Aujourd’hui toute personne condamnée à 2 ans de prison a vocation à être reçue par
une juge d’application des peines qui peut transformer sa peine en une sanction
alternative (travail d’intérêt général etc.). Ce dispositif a 3 défauts : il manque de
transparence – c’est le juge d’application des peines qui a le dernier mot sur la nature et
la longueur de la peine- ; il allonge le délai entre le moment où la sanction est jugée et
exécutée ; il permet à des peines de rester inexécutées. Il faut donc donner au Parquet
l’entière responsabilité de l’exécution des peines et recentrer le juge d’application des
peines sur le suivi des détenus et les contentieux entre le Parquet et le condamné. En
complément de cette mesure, il faut supprimer l’aménagement systématique des peines
de moins de 2 ans ainsi que les réductions automatiques de peine.

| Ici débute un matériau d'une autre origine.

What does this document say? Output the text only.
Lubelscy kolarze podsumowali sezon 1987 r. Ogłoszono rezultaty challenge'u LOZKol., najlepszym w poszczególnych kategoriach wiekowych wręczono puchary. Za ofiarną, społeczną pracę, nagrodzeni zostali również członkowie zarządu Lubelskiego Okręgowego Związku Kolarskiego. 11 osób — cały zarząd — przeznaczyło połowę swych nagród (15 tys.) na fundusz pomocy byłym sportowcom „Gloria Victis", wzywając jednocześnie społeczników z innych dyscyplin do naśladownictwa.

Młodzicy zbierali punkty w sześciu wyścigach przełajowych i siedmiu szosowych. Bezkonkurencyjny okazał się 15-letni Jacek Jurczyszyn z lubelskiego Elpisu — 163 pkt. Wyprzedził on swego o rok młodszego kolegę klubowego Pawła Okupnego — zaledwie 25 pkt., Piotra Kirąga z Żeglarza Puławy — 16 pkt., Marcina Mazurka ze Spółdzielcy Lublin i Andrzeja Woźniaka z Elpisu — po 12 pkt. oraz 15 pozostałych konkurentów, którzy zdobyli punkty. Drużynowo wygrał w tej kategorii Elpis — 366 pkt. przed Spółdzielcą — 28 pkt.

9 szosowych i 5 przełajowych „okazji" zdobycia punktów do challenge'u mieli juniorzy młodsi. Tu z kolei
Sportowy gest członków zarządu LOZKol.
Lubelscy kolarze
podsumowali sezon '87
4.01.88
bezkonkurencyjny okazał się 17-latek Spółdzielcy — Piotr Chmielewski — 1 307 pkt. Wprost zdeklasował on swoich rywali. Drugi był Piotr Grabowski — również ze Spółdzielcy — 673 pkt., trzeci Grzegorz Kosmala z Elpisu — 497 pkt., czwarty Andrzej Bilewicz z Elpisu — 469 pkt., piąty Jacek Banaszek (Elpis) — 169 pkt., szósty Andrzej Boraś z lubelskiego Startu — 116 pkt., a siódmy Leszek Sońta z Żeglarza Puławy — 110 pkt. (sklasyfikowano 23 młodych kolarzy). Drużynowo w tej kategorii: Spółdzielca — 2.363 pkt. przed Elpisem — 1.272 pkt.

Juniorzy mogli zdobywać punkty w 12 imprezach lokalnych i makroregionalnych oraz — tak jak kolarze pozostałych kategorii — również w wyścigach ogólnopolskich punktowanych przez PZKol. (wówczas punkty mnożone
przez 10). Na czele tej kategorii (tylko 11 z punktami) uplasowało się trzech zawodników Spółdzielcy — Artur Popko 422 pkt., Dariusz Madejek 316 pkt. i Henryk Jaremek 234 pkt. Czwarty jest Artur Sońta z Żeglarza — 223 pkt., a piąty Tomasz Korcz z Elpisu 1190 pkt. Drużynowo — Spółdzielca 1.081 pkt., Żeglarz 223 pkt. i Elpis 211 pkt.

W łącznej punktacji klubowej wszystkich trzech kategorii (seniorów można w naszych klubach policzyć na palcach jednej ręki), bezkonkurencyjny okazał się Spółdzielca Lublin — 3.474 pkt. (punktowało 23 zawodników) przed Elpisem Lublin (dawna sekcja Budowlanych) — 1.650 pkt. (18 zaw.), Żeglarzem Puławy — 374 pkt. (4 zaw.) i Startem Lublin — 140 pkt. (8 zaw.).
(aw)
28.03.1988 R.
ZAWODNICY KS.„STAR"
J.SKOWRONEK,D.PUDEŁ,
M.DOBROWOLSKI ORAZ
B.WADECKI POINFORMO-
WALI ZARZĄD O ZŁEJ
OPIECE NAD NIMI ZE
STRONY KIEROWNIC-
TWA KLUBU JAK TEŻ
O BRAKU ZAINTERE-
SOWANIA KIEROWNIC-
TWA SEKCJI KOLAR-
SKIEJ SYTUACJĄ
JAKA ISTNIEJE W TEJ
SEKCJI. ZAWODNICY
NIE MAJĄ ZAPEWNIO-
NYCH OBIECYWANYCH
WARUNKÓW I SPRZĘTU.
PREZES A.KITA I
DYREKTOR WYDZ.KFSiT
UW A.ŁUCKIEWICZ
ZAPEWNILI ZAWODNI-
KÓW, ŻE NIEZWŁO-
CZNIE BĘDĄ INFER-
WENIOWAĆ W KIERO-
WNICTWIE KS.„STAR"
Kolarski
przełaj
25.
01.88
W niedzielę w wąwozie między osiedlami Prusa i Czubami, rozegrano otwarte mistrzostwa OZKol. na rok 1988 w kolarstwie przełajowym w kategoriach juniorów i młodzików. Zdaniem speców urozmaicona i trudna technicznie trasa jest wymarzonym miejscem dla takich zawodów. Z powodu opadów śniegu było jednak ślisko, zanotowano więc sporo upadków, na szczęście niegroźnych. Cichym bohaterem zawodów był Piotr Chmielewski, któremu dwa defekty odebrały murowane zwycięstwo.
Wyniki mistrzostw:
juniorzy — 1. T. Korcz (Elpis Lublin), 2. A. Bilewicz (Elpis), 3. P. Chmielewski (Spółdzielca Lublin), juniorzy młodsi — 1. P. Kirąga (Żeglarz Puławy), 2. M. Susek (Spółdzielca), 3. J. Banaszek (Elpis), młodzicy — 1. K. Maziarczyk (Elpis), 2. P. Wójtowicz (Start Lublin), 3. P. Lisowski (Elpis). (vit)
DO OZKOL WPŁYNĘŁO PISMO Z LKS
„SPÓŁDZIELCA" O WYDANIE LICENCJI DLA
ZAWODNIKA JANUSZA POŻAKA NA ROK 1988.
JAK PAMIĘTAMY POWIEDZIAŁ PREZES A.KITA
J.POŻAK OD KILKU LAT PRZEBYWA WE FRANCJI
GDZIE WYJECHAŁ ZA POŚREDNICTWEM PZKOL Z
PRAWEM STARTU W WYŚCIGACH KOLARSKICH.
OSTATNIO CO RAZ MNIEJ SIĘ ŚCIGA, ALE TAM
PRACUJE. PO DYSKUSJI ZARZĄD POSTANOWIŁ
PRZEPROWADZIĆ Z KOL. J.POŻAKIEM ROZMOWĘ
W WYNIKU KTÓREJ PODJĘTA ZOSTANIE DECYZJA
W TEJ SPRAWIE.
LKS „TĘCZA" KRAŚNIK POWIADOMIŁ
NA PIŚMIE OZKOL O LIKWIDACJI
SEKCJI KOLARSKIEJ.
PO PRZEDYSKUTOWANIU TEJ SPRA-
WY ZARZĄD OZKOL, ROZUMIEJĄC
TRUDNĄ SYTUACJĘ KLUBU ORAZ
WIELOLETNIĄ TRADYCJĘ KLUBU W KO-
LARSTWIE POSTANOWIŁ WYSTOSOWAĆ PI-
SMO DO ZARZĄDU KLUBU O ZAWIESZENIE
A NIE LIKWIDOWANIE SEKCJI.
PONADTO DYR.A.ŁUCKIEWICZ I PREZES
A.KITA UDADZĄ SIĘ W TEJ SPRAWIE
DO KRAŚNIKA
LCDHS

3) Un renforcement de l’arsenal pour prévenir la récidive. La loi de février 2008 a instauré
la rétention de sûreté qui permet de retenir dans des centres fermés des personnes
condamnés à 15 ans de réclusion et présentant des risques élevé de récidives à leur
sortie de prison. Nous proposons d’abaisser ce seuil à 10 ans. Aujourd’hui, un coupable
d’une agression sexuelle (délit) qui se rend ensuite coupable d’un viol (crime) n’est pas
un légalement un récidiviste, mais un réitérant. Il serait conforme à la justice que les
réitérants puissent se voir appliquer des peines-plancher comme les récidivistes.
Ces propositions pourraient être en partie intégrées dans la réforme de la justice dont nous
débattrons au printemps et nourrir notre projet pour 2012. Elles n’ont qu’un objectif : se
donner les moyens de renforcer l’autorité et la crédibilité de notre système judiciaire pour
améliorer la sécurité de nos concitoyens.